Each child has unique talents, abilities and interests; it is the parent’s job to help discover and encourage those skills to grow.
This post has been updated and shared on the Heart-focused Podcast and Blog: 5 Ways to Encourage your Child’s Unique Talents and Interests to Grow

This is truly one of my favorite arguments for homeschooling. Instead of sitting in a classroom all day, doing what everyone else is doing, our kids are pursuing their interests. Not that they don’t learn reading, writing, and arithmetic, but they have so much more time available than their public-schooled peers. Through the years our children have pursued music (which led to their current singing ministry as well as teaching), creative writing (one daughter has written several novels), woodworking, sewing, computer animation, film making, scrapbooking and card making, home decorating, baking and cooking, gardening, herbs and natural remedies, and a whole slew of various crafts. I’ve learned so much from my children as I enable them to pursue their interests! Thanks for sharing this post at TGI Saturday (where I found you today).
I love this! Such great advice for fostering their talents and interests. Please link up with us at: http://www.ourunschoolingjourney.com/2016/08/wonderful-wednesdays-first-week-of.html
Thanks for the invite – I’ll certainly do that. I hope your readers are encouraged too.
I actually was born with an ability in art, but that talent was squelched early by a grade school teacher who announced to the class since she didn’t like anything about me anyway because I was “different.” (At 55 years of age, I found out I had Aspergers). She told my classmates during art hour that Debbie (me) is only good at art, nothing else. She told them that art is only valuable when the artist has died, and that art is no way to make a living, thus the expression “starving artists.” After that, I was made fun of and bullied by my classmates on the playground, and teachers encouraged that ridicule and bullying of me. To this day, I hate to draw and paint, and refuse to. It doesn’t even sound like very much fun to me to draw and paint. It only brings me psychological pain, and laments to God as to why He could not give me another talent besides stupid art.

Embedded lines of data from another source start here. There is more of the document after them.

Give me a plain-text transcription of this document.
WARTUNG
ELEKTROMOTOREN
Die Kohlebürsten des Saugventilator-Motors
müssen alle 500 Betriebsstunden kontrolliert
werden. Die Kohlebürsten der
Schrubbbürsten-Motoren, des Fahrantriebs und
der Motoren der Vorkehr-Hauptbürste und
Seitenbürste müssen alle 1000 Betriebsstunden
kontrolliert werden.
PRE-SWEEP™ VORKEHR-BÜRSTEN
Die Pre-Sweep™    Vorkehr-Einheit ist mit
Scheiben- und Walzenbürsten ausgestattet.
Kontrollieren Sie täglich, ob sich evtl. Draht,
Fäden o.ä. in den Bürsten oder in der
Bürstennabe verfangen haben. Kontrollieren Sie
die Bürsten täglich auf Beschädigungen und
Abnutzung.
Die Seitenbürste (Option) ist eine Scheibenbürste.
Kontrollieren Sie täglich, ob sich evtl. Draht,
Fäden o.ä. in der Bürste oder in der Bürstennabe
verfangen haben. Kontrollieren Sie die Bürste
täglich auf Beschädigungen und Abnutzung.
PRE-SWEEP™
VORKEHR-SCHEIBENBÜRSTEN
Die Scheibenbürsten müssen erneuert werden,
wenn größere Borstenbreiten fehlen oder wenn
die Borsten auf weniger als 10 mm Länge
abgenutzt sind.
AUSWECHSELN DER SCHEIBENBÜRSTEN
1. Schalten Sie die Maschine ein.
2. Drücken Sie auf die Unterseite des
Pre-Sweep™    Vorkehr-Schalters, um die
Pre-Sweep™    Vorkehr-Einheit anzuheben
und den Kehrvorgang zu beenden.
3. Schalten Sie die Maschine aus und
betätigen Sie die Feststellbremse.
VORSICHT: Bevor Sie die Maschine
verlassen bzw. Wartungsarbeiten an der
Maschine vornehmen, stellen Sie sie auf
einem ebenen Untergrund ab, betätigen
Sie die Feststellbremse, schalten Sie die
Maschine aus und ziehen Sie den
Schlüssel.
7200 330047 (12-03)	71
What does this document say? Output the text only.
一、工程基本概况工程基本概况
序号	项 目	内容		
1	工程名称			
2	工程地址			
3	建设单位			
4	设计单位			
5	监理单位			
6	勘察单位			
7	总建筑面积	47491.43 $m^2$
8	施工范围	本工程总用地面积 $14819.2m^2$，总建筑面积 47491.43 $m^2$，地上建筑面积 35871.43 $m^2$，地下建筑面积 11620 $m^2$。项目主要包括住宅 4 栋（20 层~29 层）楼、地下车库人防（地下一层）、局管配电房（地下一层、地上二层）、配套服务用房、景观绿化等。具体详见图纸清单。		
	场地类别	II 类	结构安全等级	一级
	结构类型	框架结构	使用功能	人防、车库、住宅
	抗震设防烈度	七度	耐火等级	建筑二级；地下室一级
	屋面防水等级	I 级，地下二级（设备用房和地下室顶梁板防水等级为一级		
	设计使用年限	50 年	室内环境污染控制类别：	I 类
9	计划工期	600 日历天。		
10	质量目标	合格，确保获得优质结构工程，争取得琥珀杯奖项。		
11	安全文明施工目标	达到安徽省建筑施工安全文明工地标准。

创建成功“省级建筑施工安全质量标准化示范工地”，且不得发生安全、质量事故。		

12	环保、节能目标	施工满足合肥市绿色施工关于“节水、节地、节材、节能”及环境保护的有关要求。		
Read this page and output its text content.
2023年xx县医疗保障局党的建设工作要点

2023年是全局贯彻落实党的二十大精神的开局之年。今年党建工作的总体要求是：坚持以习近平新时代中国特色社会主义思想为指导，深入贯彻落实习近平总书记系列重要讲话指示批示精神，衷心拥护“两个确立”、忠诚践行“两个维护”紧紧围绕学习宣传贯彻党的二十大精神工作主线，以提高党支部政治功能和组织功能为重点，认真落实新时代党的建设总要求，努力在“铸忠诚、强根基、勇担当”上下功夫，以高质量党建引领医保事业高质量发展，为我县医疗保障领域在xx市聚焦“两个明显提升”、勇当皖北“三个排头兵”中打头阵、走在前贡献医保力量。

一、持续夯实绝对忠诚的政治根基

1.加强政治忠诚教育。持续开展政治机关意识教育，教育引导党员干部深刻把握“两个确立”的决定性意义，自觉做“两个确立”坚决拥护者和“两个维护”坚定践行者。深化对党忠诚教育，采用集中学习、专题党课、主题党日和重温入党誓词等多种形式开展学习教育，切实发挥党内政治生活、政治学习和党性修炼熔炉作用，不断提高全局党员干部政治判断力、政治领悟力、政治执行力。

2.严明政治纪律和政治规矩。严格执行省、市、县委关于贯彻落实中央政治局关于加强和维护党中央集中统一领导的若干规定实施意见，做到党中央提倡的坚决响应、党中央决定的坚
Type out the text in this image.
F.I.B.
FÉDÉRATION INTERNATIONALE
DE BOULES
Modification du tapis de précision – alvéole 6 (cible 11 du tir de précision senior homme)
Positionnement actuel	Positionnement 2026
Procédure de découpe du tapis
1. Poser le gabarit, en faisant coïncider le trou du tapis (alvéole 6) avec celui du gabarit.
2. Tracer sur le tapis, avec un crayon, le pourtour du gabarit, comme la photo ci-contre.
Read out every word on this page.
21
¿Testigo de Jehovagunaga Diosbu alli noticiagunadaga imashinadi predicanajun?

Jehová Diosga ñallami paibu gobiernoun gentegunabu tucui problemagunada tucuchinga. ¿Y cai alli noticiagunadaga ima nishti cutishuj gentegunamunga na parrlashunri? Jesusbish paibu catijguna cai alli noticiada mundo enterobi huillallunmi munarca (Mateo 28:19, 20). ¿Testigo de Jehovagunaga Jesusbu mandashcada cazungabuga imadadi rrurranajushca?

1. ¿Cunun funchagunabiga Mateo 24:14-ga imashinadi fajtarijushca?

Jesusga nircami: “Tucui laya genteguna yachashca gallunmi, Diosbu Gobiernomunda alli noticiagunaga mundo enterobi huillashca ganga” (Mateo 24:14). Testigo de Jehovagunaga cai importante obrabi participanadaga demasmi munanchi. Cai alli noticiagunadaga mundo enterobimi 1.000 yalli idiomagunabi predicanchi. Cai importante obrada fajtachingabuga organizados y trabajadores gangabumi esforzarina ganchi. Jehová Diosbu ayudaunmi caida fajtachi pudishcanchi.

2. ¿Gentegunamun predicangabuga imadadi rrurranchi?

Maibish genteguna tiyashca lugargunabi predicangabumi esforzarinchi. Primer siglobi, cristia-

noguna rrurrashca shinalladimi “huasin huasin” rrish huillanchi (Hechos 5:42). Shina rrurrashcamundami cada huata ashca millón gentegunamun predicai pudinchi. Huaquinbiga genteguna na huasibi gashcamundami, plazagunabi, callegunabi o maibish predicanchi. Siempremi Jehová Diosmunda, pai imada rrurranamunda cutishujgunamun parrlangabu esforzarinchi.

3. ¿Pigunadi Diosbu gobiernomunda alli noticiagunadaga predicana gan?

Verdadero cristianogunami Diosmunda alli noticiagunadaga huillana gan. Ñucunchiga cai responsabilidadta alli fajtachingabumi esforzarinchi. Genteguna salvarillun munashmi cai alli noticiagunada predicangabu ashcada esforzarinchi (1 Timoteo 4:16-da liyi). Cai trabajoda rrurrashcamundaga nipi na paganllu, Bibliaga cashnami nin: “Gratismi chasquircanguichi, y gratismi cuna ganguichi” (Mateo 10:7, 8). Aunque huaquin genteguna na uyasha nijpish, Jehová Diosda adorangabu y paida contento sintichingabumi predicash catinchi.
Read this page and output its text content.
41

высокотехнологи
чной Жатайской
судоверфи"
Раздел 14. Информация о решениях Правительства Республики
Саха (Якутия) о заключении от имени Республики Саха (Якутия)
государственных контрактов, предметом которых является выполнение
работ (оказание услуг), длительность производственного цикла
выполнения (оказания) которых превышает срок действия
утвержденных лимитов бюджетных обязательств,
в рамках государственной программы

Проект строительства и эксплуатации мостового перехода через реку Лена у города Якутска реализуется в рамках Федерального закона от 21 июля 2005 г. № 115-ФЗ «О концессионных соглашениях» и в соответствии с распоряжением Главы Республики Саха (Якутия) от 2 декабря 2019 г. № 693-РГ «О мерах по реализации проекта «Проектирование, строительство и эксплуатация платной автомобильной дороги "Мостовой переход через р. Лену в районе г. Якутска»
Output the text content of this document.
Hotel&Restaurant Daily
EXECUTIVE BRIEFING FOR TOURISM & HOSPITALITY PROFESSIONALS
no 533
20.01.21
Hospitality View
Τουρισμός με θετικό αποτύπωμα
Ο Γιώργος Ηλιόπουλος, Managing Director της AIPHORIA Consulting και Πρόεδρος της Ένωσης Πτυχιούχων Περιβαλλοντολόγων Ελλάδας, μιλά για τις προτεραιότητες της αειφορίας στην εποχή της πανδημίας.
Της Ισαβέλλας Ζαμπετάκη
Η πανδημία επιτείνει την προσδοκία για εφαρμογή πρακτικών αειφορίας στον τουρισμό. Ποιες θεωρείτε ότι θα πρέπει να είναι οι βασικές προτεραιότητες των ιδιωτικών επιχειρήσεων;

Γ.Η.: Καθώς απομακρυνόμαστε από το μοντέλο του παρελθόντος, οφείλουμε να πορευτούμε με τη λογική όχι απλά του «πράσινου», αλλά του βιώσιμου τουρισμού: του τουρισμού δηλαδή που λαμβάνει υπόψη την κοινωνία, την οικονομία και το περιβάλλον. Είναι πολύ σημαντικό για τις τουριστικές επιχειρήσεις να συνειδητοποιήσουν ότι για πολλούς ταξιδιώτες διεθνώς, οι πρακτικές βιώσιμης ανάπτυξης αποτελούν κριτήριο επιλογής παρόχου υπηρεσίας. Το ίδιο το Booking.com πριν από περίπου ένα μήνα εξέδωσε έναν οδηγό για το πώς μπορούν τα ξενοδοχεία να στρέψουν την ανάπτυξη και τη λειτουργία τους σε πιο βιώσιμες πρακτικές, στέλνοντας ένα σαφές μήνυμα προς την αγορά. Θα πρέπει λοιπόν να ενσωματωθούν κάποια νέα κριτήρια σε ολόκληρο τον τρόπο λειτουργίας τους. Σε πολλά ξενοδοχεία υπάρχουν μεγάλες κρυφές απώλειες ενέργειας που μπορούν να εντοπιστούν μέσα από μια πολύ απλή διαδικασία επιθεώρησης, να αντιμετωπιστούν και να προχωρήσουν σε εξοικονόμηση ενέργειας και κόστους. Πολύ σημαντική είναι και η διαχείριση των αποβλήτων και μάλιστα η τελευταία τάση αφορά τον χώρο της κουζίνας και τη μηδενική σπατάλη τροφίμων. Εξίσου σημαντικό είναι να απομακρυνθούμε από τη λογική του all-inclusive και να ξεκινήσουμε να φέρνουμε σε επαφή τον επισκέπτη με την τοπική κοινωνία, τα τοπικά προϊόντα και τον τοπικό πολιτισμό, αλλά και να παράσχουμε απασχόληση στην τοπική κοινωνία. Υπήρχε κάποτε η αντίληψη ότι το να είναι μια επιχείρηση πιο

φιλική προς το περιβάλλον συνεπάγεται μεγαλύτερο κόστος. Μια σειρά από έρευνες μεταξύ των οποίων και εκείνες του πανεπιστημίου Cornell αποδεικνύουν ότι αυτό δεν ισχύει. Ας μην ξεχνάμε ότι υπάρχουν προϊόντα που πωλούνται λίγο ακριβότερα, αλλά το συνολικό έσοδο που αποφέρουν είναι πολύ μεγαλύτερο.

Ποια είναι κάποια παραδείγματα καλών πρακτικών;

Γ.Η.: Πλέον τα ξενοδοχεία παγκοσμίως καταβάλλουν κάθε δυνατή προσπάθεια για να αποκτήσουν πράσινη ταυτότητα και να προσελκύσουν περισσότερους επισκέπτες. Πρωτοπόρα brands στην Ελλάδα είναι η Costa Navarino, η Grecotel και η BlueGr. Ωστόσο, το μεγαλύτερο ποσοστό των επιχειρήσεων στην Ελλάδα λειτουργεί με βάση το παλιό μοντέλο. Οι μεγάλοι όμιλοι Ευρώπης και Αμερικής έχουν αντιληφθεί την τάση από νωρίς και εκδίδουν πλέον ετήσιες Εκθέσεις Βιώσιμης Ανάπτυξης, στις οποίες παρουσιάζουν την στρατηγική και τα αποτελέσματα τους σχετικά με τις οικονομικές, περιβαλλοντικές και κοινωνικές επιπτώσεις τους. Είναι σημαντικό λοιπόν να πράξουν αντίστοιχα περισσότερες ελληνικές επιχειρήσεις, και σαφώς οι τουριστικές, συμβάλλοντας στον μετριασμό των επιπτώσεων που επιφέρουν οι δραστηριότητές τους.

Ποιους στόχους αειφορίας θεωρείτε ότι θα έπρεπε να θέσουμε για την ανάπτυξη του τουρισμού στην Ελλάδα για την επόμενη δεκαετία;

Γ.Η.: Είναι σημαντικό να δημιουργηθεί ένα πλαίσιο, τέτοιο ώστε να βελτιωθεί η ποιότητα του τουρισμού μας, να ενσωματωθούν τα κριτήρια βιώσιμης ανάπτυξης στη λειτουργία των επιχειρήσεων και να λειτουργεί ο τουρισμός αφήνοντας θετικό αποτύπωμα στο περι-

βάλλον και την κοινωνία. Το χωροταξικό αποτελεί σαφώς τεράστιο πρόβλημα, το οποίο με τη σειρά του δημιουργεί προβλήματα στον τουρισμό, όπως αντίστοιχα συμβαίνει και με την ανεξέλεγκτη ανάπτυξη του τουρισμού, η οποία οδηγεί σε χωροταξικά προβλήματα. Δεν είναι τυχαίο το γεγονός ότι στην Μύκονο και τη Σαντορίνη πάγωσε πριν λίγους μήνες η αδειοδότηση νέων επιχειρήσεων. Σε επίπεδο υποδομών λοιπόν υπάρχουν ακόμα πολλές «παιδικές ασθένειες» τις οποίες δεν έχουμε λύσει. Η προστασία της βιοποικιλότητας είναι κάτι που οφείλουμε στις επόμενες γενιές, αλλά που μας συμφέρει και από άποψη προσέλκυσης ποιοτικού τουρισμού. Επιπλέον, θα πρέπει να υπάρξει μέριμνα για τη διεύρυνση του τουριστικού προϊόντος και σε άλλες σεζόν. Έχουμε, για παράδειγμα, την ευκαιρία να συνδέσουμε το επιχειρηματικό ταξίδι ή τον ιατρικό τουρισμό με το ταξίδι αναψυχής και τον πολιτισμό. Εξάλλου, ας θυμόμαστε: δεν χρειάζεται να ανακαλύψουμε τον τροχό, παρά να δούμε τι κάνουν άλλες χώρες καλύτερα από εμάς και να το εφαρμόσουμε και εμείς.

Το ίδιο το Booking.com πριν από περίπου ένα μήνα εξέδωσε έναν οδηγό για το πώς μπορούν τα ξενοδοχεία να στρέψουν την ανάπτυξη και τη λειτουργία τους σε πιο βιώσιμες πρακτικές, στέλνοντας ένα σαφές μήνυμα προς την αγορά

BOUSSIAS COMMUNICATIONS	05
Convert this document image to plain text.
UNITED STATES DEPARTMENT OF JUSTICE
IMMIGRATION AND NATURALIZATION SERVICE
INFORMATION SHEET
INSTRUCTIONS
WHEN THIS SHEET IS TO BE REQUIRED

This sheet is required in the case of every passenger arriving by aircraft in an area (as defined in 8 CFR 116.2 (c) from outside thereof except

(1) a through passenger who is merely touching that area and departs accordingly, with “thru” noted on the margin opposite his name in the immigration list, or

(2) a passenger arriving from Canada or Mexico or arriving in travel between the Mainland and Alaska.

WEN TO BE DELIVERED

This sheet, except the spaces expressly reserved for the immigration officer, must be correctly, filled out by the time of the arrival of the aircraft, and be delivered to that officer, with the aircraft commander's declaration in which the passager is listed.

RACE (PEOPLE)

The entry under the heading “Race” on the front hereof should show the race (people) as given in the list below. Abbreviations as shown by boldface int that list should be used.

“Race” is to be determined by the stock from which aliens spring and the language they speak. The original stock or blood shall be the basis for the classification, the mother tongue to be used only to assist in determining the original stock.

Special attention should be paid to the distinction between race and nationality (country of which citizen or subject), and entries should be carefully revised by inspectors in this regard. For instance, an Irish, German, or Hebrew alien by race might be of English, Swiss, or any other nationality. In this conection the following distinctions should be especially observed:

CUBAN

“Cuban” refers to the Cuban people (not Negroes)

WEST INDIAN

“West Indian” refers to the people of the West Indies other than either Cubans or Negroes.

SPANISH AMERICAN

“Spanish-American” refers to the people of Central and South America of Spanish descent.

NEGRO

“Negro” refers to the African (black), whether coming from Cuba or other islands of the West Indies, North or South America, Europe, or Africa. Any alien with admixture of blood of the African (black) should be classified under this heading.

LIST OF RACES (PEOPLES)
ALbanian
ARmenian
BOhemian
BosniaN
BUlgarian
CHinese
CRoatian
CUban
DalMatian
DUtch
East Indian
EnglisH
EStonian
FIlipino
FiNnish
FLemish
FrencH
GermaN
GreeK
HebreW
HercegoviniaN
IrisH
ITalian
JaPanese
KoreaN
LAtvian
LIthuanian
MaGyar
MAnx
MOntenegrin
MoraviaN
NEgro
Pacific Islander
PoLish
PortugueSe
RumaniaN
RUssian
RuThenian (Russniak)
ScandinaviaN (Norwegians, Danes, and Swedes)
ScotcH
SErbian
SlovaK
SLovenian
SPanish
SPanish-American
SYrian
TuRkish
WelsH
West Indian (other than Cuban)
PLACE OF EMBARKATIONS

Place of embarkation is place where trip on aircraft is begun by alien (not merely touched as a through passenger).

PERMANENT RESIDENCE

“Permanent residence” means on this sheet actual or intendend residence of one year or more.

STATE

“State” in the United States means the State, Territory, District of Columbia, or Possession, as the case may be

I have tried a lot of things I am more interested in without only limited success. The more I find I don’t have natural talent in areas I find more interesting and prestigious to be good at, the more I hate the talent God gave me. At age 67, I hate the idea of drawing and painting than ever because other activities have not given me the success my very weak ego (from being told I have no talent in anything). At this point, I have come to the conclusion that unless I do some art, ANY art, God is not going to allow me to succeed at any hobby I find more desirable and socially-prestigious to be good at. I am sorry, but because of the way authority figures have treated me all my life, through school and work, I see God as an angry, vindictive, jealous God, more ready to punish than reward.
I am very sad that you have had that experience Debbie. God is a creative God and he has created us with all sorts of creativity. But humans aren’t God and we stuff it up along the way. I hope you can find someone who can help you see God in a different way, and help you heal from the hurts and restrictions that have been put on who you were created to be – I fully believe you were created to be creative. And as you heal from the past you can flourish in whatever creativity your put your hand to.